- Interactive map of Forest Lawn Memorial Park

Details
- Established: c. 1921
- Location: 1500 East San Antonio Drive, Long Beach, Los Angeles County, California, U.S.
- Owned by: Forest Lawn Memorial-Parks & Mortuaries
- Website: https://forestlawn.com/parks/long-beach/
- Find a Grave: Forest Lawn Memorial Park

= Forest Lawn Memorial Park (Long Beach) =

Cemetery in Long Beach, California

Forest Lawn-Long Beach is a 38-acre funeral home and memorial garden in Long Beach, California, United States. The gardens were established as Sunnyside Memorial Gardens in 1921 by Cecil E. Bryan, Sr., an entrepreneur whose family operated the facility for three generations. Sunnyside was one of the first major cemeteries in Long Beach. Over the years it served the local area, but fell into disrepair by the 1970s. and was purchased in 1978 by Forest Lawn Memorial-Parks & Mortuaries. They renovated the facility, and renamed it Forest Lawn – Sunnyside in deference to its history—it was later changed to Forest Lawn – Long Beach to match their other properties.

The park was built with Spanish Colonial architecture, and has a number of noticeable features. The prominent Spanish Renaissance-style Cathedral Tower was designed by the Bryan family and the architect Clarence L. Jay, and has been a landmark since its construction in 1924–1925. There are elaborately designed doorways and arches, large Spanish windows in art glass, imported marbles, and tiling. Long Beach resident Frank Julious Fisher created the intricate stencils and woodcarvings tracing the walls of the mausoleum. The marble was done by Lohr Marble Company in Pasadena, and restored by them in 1978. This was the first mausoleum to be equipped with Deagan tower chimes and pipe organ, and the only one with an echo organ in conjunction with its regular pipe organ.

The Memorial Chapel, in adobe and red tile architecture, also reflects early California's Spanish and Mexican lineage. Created by Benjamin Mako and his team of artists, the stained glass windows display California history from 1769 to 1909. Beyond the stained glass window there is a carved reredos leading toward the mural interpretation of The Ascension of Christ, created by R. Brownell McGrew.

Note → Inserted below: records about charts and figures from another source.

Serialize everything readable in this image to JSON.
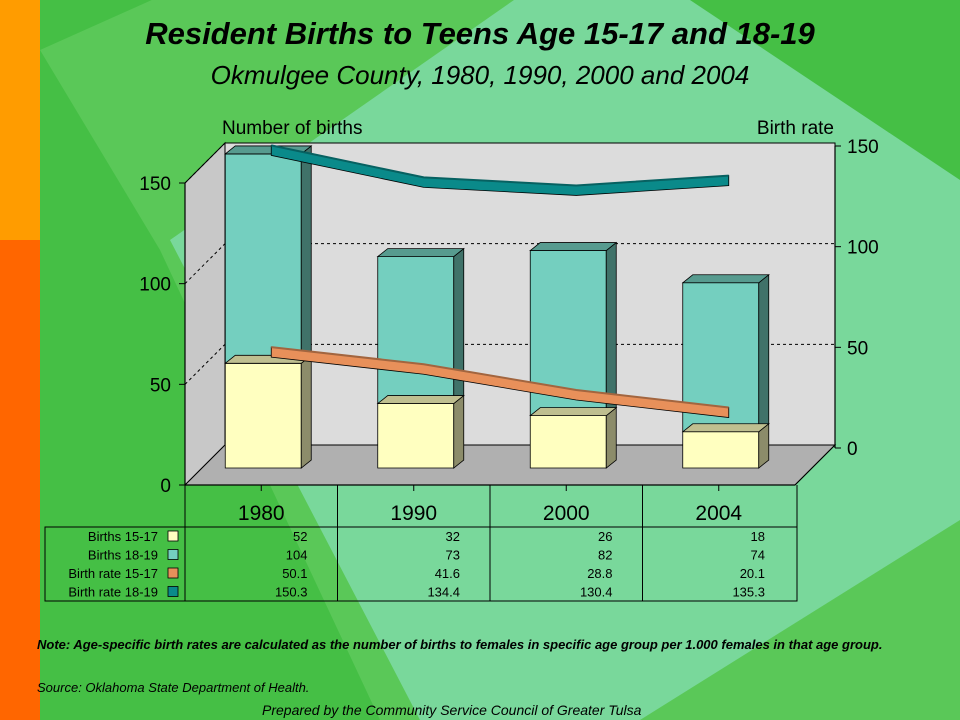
{
  "title": "Resident Births to Teens Age 15-17 and 18-19",
  "subtitle": "Okmulgee County, 1980, 1990, 2000 and 2004",
  "note": "Note:  Age-specific birth rates are calculated as the number of births to females in specific age group per 1.000 females in that age group.",
  "source": "Source:  Oklahoma State Department of Health.",
  "prepared_by": "Prepared by the Community Service Council of Greater Tulsa",
  "colors": {
    "births_15_17": "#ffffc0",
    "births_18_19": "#74cfbf",
    "rate_15_17": "#e8905a",
    "rate_18_19": "#0a8a8a"
  },
  "chart_data": {
    "type": "bar",
    "categories": [
      "1980",
      "1990",
      "2000",
      "2004"
    ],
    "ylabel": "Number of births",
    "y2label": "Birth rate",
    "ylim": [
      0,
      150
    ],
    "yticks": [
      "0",
      "50",
      "100",
      "150"
    ],
    "y2lim": [
      0,
      150
    ],
    "y2ticks": [
      "0",
      "50",
      "100",
      "150"
    ],
    "stacked": true,
    "series": [
      {
        "name": "Births 15-17",
        "type": "bar",
        "axis": "left",
        "values": [
          52,
          32,
          26,
          18
        ],
        "labels": [
          "52",
          "32",
          "26",
          "18"
        ]
      },
      {
        "name": "Births 18-19",
        "type": "bar",
        "axis": "left",
        "values": [
          104,
          73,
          82,
          74
        ],
        "labels": [
          "104",
          "73",
          "82",
          "74"
        ]
      },
      {
        "name": "Birth rate 15-17",
        "type": "line",
        "axis": "right",
        "values": [
          50.1,
          41.6,
          28.8,
          20.1
        ],
        "labels": [
          "50.1",
          "41.6",
          "28.8",
          "20.1"
        ]
      },
      {
        "name": "Birth rate 18-19",
        "type": "line",
        "axis": "right",
        "values": [
          150.3,
          134.4,
          130.4,
          135.3
        ],
        "labels": [
          "150.3",
          "134.4",
          "130.4",
          "135.3"
        ]
      }
    ],
    "data_table": true,
    "grid": "dashed horizontal"
  }
}
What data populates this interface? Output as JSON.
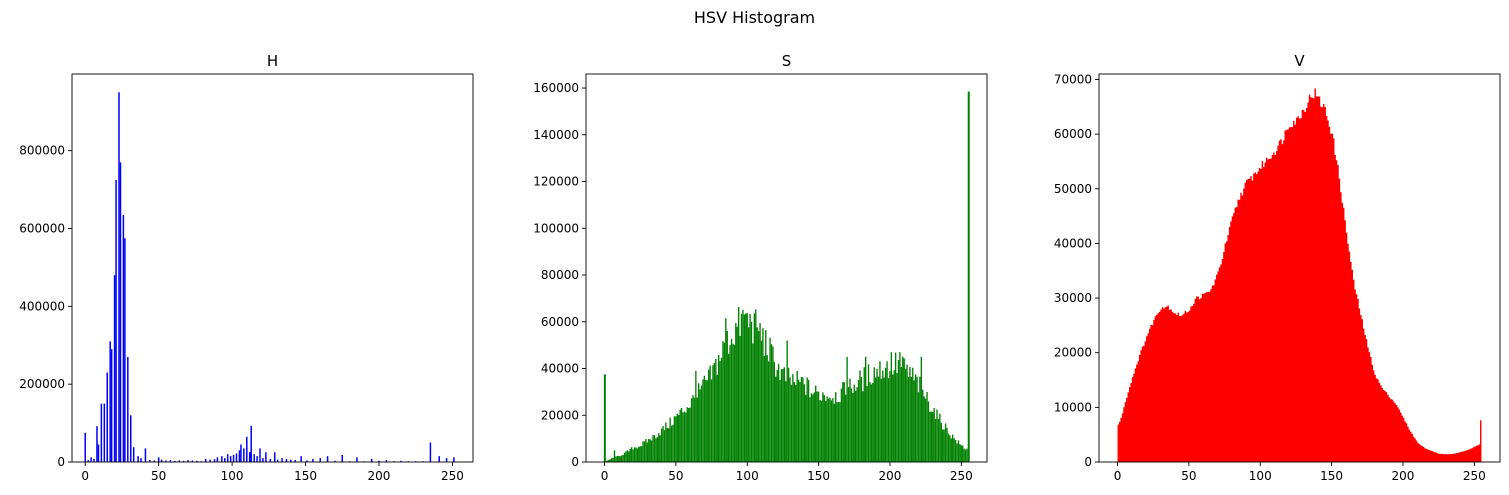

The Rotunda contains the statue of the mythological figure Danae; the statue hall features busts of Constantine the Great, Charlemagne, St. Augustine, Dante Alighieri, Desiderius Erasmus, William Tyndale, John Knox, John Milton, Thomas Jefferson and Ralph Waldo Emerson. There is also a “Paradise” mosaic, a rendition of Raphael's fresco, and a Foucault pendulum, one of eight in Southern California.